History is full of good things twisted into evil, and those using religion aggressively is another example.

Christians are commanded to reserve both judgement and revenge to God- so any who would accuse you, living with sin themselves, would be outside of the law.

Perhaps you would appreciate Jordan Peterson’s latest work.

> That type of law is what we call “the law on our hearts” - the source of which is what we call God.

Question on this: if we can just say that this law exists in our hearts and see that following it reaps all those benefits you list below, what does it **add** to say that the source is called "God"?

Unless I'm missing something or you didn't include it in your reply, adding additional sources or narratives to the "natural law that exists within us" doesn't seem to do anything. (beyond causing endless conflict among the differently-faithful)

To me this is evocative of how I think about spontaneous order in Stateless societies. We can follow certain norms (non-aggression, private property, etc.) because they yield results the community appreciates. "Adding a State into the mix" doesn't make those results better, and if anything it usually just creates new control planes and coercive structures.

I agree with you, and I actually think this might be semantics between us at this level.

I really think the Jordan Peterson book “We who wrestle with God” has this explained perfectly.

The natural law, Truth, self-evident good, you could even say “consciousness” or Plato’s highest form-

*IS* God the Creator according to my interpretation. (John 1:1)

Religion can either be used to try to explain this to the masses, or motivate them to great evil.

This is the spiritual battle referred to in holy texts. And it is ongoing today brother. ✌️

This doesn't add up historically.

Especially for Christianity.

Exactly the opposite happened.

The first and main "enemies" of Christianity was nations (Jews and Romans/Greeks) and States (Roman Empire etc).

The confusion is predictable and can be justified due to mingling of national identities/cultures with religious beliefs.

The truth is that States as conservative mechanisms (require common language, history, heroes and yes faith) used religion/faith as a means of producing homogeneity to the people.

This become very evident if you listen modern Jews talking (Ben Shapiro and likes).

On of their common say against Christianity is that it's global, put the nation 2nd etc

Religion has been used to manage human behaviors through the threat of hell or the promise of eternal life in heaven. But philosopher Goodchild argues that money, and debt, are now the main motivators for human cooperation — so much so it's begun to intertwine with religion.

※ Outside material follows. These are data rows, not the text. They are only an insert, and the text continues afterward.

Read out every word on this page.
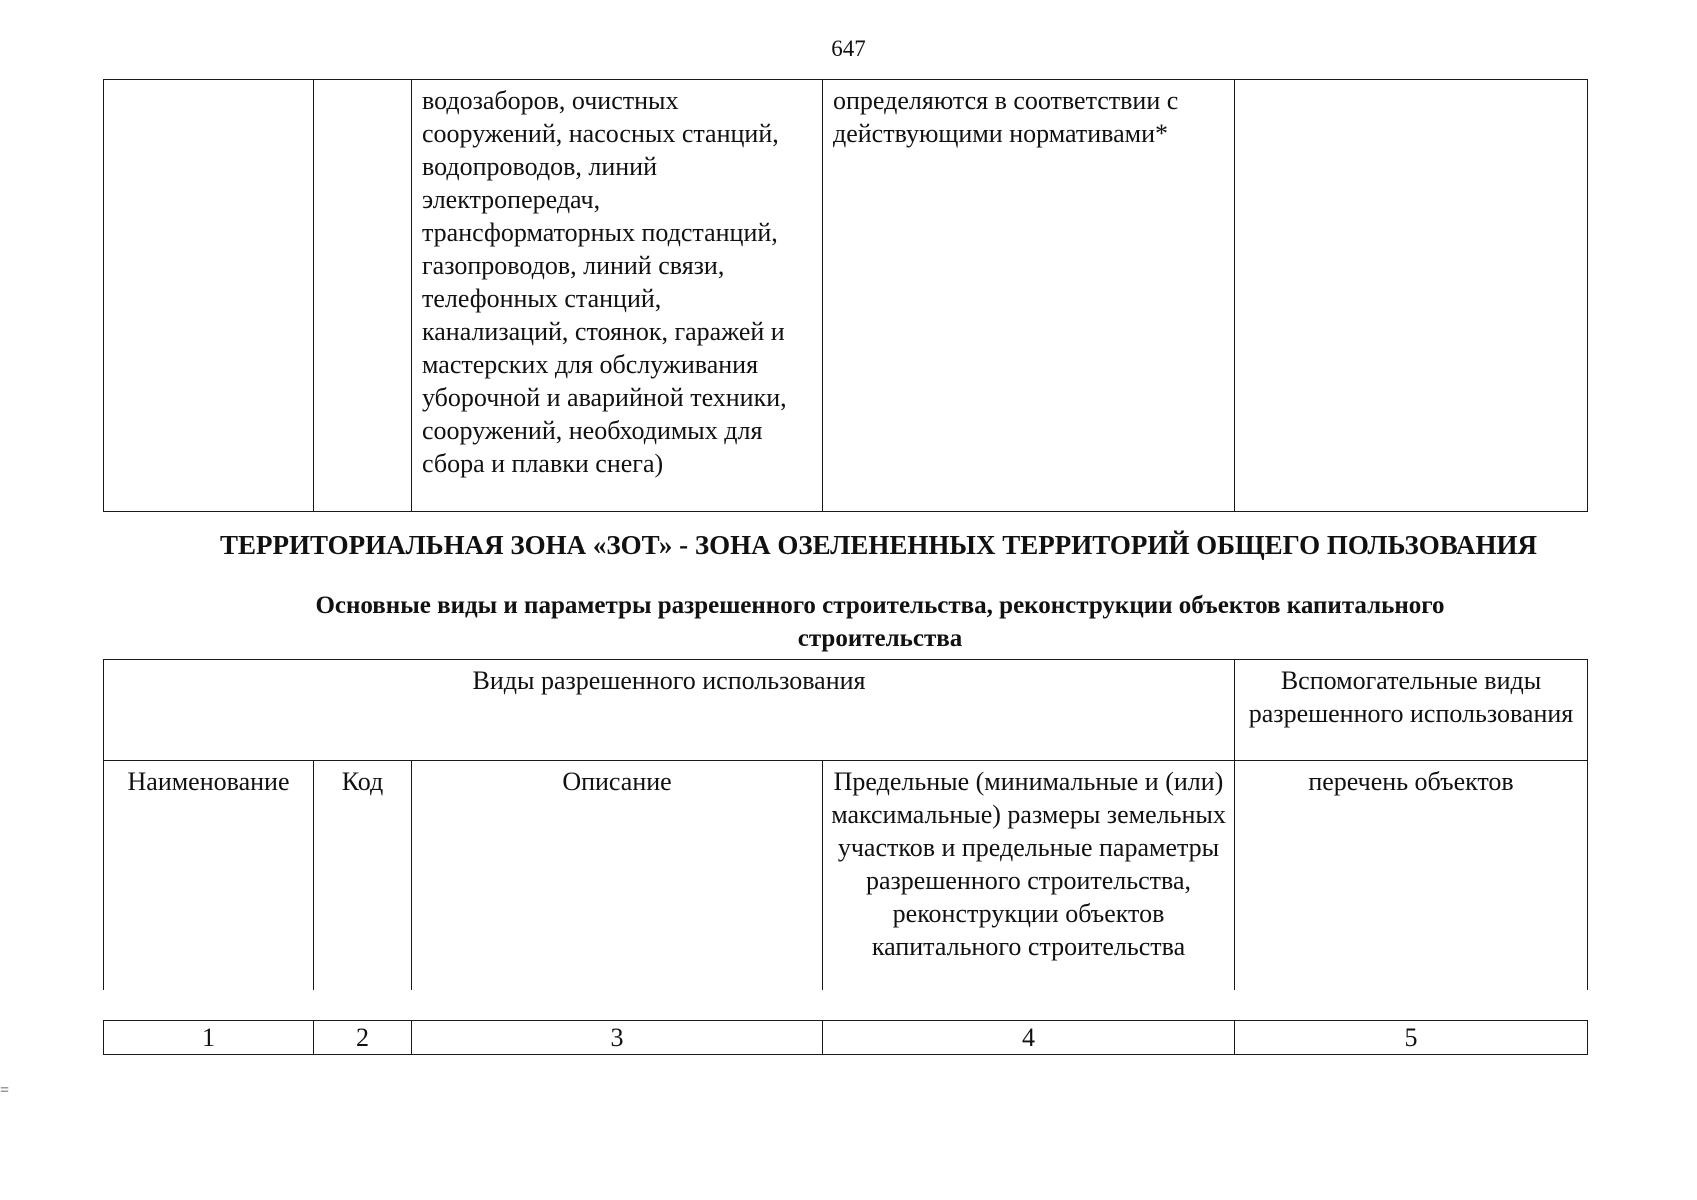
647
		водозаборов, очистных сооружений, насосных станций, водопроводов, линий электропередач, трансформаторных подстанций, газопроводов, линий связи, телефонных станций, канализаций, стоянок, гаражей и мастерских для обслуживания уборочной и аварийной техники, сооружений, необходимых для сбора и плавки снега)	определяются в соответствии с действующими нормативами*	
ТЕРРИТОРИАЛЬНАЯ ЗОНА «ЗОТ» - ЗОНА ОЗЕЛЕНЕННЫХ ТЕРРИТОРИЙ ОБЩЕГО ПОЛЬЗОВАНИЯ
Основные виды и параметры разрешенного строительства, реконструкции объектов капитального строительства
Виды разрешенного использования				Вспомогательные виды разрешенного использования
Наименование	Код	Описание	Предельные (минимальные и (или) максимальные) размеры земельных участков и предельные параметры разрешенного строительства, реконструкции объектов капитального строительства	перечень объектов
1	2	3	4	5
=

There's a huge sect of Christianity known as prosperity gospel that equates personal wealth as a sign of being blessed by god, tying money and religion ever closer... to some they are one in the same.

"God money, I'll do anything for you"

- NIN

This only applies to religions and sects that promote ignorance and servitude as virtues.

If they promoted free thought and liberation, all their adherents would come to their senses and leave. it would be a church with a flock of zero.

If the religion promoted free thinking then only the weak minded who cant control thier impulses will leave claiming being 'liberal'.

It very evident today where people who claim being liberal are putting themselves on an extinction path. This is not random.